I have filtered the SNPs for MAF>=0.05 and known genotype for >= 90% of the individuals for each region and for the global level (giving different subsets of SNPs). So I am wondering if I have to run fastPHASE for each region or if, for each region I can extract from the phased data obtained for the Global, the haplotypes for my sub sets of SNPs and individuals. This is possible because intrinsically at the Global level the subset of SNPs does contain all the SNPs from each subset for each population.
Since fastPHASE is very time-demanding, extracting from the phased data obtained for the Global level will allow me to save A LOT OF TIME: I wouldn't run fastPHASE for the 7 regions.
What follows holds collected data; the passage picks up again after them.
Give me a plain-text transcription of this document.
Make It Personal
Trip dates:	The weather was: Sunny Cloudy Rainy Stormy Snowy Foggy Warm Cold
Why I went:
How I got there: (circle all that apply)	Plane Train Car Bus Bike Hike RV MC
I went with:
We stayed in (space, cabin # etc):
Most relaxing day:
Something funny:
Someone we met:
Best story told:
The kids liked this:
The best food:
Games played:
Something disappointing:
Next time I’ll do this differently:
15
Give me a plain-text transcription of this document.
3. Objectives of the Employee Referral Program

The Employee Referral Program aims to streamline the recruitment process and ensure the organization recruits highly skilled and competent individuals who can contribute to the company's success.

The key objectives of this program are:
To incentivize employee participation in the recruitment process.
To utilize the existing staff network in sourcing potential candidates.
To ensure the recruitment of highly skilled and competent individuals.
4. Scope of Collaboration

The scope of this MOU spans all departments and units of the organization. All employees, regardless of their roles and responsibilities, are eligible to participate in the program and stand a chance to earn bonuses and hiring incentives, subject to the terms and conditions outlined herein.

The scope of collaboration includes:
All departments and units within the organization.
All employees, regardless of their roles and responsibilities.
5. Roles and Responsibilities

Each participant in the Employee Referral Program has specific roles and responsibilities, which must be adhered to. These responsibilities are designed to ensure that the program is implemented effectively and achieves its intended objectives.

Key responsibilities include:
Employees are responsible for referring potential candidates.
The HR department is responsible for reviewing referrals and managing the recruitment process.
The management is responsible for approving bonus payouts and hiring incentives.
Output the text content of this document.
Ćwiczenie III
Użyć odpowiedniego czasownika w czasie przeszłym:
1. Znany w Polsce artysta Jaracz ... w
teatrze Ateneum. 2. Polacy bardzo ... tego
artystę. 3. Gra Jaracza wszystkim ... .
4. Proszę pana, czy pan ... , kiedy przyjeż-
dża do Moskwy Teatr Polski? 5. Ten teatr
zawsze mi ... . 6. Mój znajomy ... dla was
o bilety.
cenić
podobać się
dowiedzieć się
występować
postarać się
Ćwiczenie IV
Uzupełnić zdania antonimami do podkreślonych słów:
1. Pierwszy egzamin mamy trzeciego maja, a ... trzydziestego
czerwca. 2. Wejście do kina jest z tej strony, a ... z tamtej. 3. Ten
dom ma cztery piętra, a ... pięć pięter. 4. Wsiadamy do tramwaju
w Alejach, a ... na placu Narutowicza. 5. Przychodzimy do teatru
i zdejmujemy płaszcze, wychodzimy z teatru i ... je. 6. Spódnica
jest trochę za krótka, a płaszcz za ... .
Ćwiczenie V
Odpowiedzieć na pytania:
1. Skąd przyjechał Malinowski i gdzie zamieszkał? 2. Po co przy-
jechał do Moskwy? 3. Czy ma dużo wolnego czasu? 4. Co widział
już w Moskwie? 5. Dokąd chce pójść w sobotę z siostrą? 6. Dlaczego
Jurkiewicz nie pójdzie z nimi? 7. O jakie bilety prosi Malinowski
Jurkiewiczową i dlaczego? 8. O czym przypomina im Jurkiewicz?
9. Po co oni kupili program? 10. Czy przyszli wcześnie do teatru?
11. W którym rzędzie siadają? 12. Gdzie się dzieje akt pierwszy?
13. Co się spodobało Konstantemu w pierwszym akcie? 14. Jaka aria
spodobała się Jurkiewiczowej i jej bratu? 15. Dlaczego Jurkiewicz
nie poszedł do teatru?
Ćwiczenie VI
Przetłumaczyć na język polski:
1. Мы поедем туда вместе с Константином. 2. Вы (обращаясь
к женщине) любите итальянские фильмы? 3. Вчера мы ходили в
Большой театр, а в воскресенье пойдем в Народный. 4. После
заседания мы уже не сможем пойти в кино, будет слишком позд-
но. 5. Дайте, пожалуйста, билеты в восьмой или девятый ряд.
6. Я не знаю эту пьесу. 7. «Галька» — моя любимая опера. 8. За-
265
On the other hand I guess that fastPHASE do not run the same way if we have intermediate SNPs (extracting form phased haplotypes obtained at the Global level) and if not (running fastPHASE for each region). How important will you expect the difference to be?
I do not know if it is clear enough and if you have a defenitive answer for this. Anyway thanks for your help!
cheers Pierre
This is an interesting question. Can you add links for the software you are using, please?
Here it is: http://stephenslab.uchicago.edu/software.html You have two quite similar software: PHASE and fastPHASE. The algorithm is a bit different in the second one which makes it faster although more approximative.
Can you provide some more information? I think this is a very interesting toppic, but also a very complex one. I would like to know about the input data for the software. I assume it takes the genotypes of each person as a vector like f.e. (C,C/A,T,T/A), is that correct? Does the software recognize the sub-groups at all if you give the whole population data? I mean, can you specify sub-groups at all?
Did you contact the author already?
Oooops sorry I haven't been alerted that there was a comment to answer. The inpout data is as following: a genotypefile: for each individual 2 vector of A/T/G/C, one per chromosome a (facultative) population file: where you precise the population code for each individual. And that's it! So I do not know if you know the HGDP panel: I have 39 populations in 7 regions. I did precise the appartenance to one of 39 populations for each individual. Do you need more precision?